Grüne wechseln die Doppelspitze

von Redaktion

VON MARC BEYER

München – Inoffiziell ist der Wechsel längst vollzogen. Robert Habeck und Annalena Baerbock sind mehr als ausgelastet mit dem Schutz des Klimas, dem Ankurbeln der Wirtschaft und dem Verhindern eines Krieges. Obendrein eine Partei zu führen, ist da schwierig – und auch gar nicht erwünscht bei den Grünen, die Regierungs- und Parteiämter strikt trennen. Die Rolle der noch amtierenden Vorsitzenden war zuletzt überhaupt nur ein Thema, als es um die umstrittenen Bonuszahlungen von 2020 ging.

An diesem Wochenende werden die Grünen den Umbau an der Spitze auch offiziell vollziehen. Parteivize Ricarda Lang und der Außenpolitiker Omid Nouripour stehen für die Nachfolge bereit.

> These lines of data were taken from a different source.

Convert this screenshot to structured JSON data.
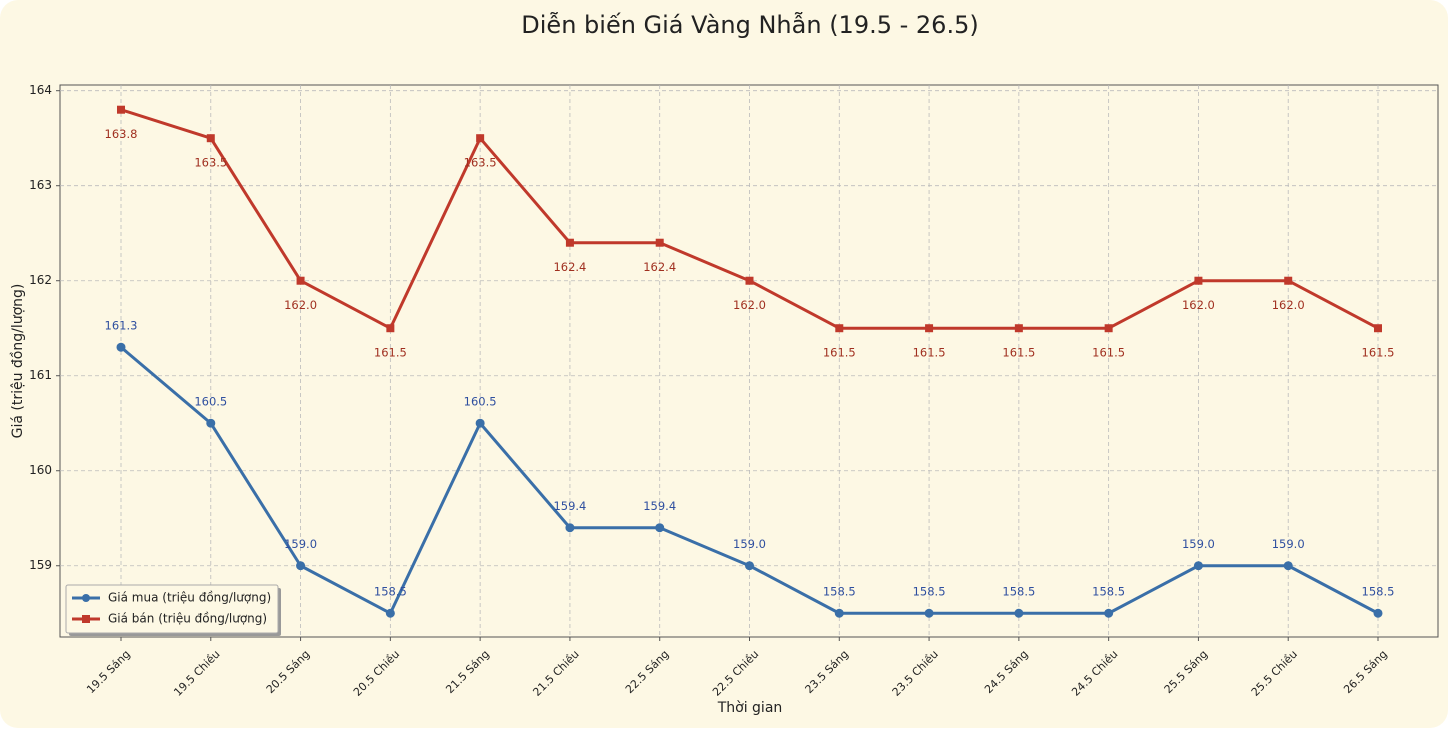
{
  "chart_data": {
    "type": "line",
    "title": "Diễn biến Giá Vàng Nhẫn (19.5 - 26.5)",
    "x_label": "Thời gian",
    "y_label": "Giá (triệu đồng/lượng)",
    "categories": [
      "19.5 Sáng",
      "19.5 Chiều",
      "20.5 Sáng",
      "20.5 Chiều",
      "21.5 Sáng",
      "21.5 Chiều",
      "22.5 Sáng",
      "22.5 Chiều",
      "23.5 Sáng",
      "23.5 Chiều",
      "24.5 Sáng",
      "24.5 Chiều",
      "25.5 Sáng",
      "25.5 Chiều",
      "26.5 Sáng"
    ],
    "series": [
      {
        "name": "Giá mua (triệu đồng/lượng)",
        "color": "#3a6fa8",
        "label_color": "#2f4f9f",
        "marker": "circle",
        "values": [
          161.3,
          160.5,
          159.0,
          158.5,
          160.5,
          159.4,
          159.4,
          159.0,
          158.5,
          158.5,
          158.5,
          158.5,
          159.0,
          159.0,
          158.5
        ],
        "value_labels": [
          "161.3",
          "160.5",
          "159.0",
          "158.5",
          "160.5",
          "159.4",
          "159.4",
          "159.0",
          "158.5",
          "158.5",
          "158.5",
          "158.5",
          "159.0",
          "159.0",
          "158.5"
        ]
      },
      {
        "name": "Giá bán (triệu đồng/lượng)",
        "color": "#c0392b",
        "label_color": "#a03020",
        "marker": "square",
        "values": [
          163.8,
          163.5,
          162.0,
          161.5,
          163.5,
          162.4,
          162.4,
          162.0,
          161.5,
          161.5,
          161.5,
          161.5,
          162.0,
          162.0,
          161.5
        ],
        "value_labels": [
          "163.8",
          "163.5",
          "162.0",
          "161.5",
          "163.5",
          "162.4",
          "162.4",
          "162.0",
          "161.5",
          "161.5",
          "161.5",
          "161.5",
          "162.0",
          "162.0",
          "161.5"
        ]
      }
    ],
    "ylim": [
      158.25,
      164.06
    ],
    "yticks": [
      159,
      160,
      161,
      162,
      163,
      164
    ],
    "grid": true,
    "legend": "lower left"
  }
}
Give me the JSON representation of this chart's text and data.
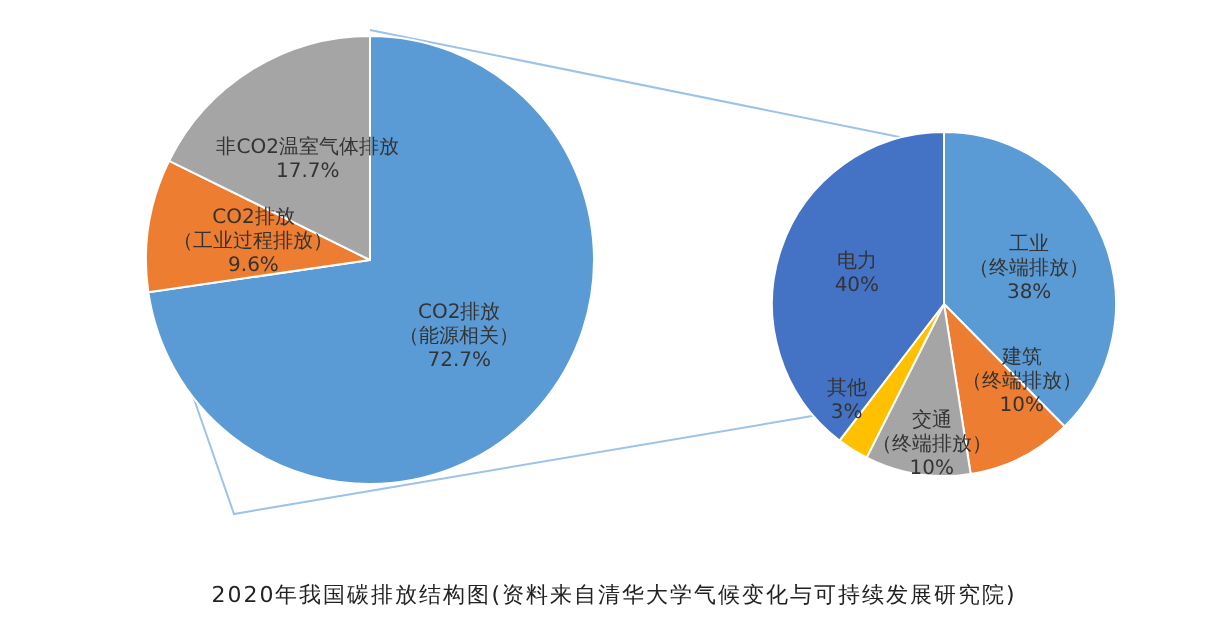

Sie werden eine Partei führen, die zum ersten Mal seit 16 Jahren Regierungsverantwortung im Bund trägt.

Für die künftigen Vorsitzenden bedeutet das ein verändertes Jobprofil. Anders als bei Habeck und Baerbock gehe es nicht mehr darum, „dass man als Führungsduo die Lokomotive zieht“, weiß Nouripour. Viel wichtiger sei, „dass wir alle zusammen den Betrieb am Laufen halten und Scharnierfunktion spielen zwischen Ehrenamtlichen und Hauptamtlichen“.

In Scharnieren kann es aber auch knirschen. Einmal haben die Grünen bereits festgestellt, dass ein Führungsposten bei einer Regierungspartei nicht zwangsläufig Führungsstärke bedeutet. Der Gießener Politologe Hubert Kleinert, selber einst Landeschef in Hessen, erinnert an die frühen Zeiten von Rot-Grün. Die Parteispitze sei quasi die „arme Verwandtschaft“ gewesen, abgeschnitten von „wichtigen Informationsflüssen“. Das müsse sich nicht wiederholen, aber diese Schwachstelle sei bei den Grünen „strukturell angelegt“.

Vorsitzende waren damals Gunda Röstel und Antje Radcke, in der Regierung saß als Vizekanzler Joschka Fischer. Als der 2006 aus dem Bundestag ausschied, rückte Omid Nouripour nach. Auch er stammt aus dem hessischen Landesverband und hat sich als Außenpolitiker profiliert. Nouripour lässt es in seinen Kommentaren zu autokratischen Staaten nicht an Deutlichkeit mangeln. Er weiß da, wovon er spricht. Mit 13 flüchtete er mit seiner Familie aus dem Iran. Ihm zur Seite steht mit Lang eine Kandidatin, die zwar erst 28 ist, aber als Vize schon zwei Jahre im Vorstand sitzt. Das digitale Format kommt ihr gerade entgegen. Seit Mittwoch ist sie an Corona erkrankt.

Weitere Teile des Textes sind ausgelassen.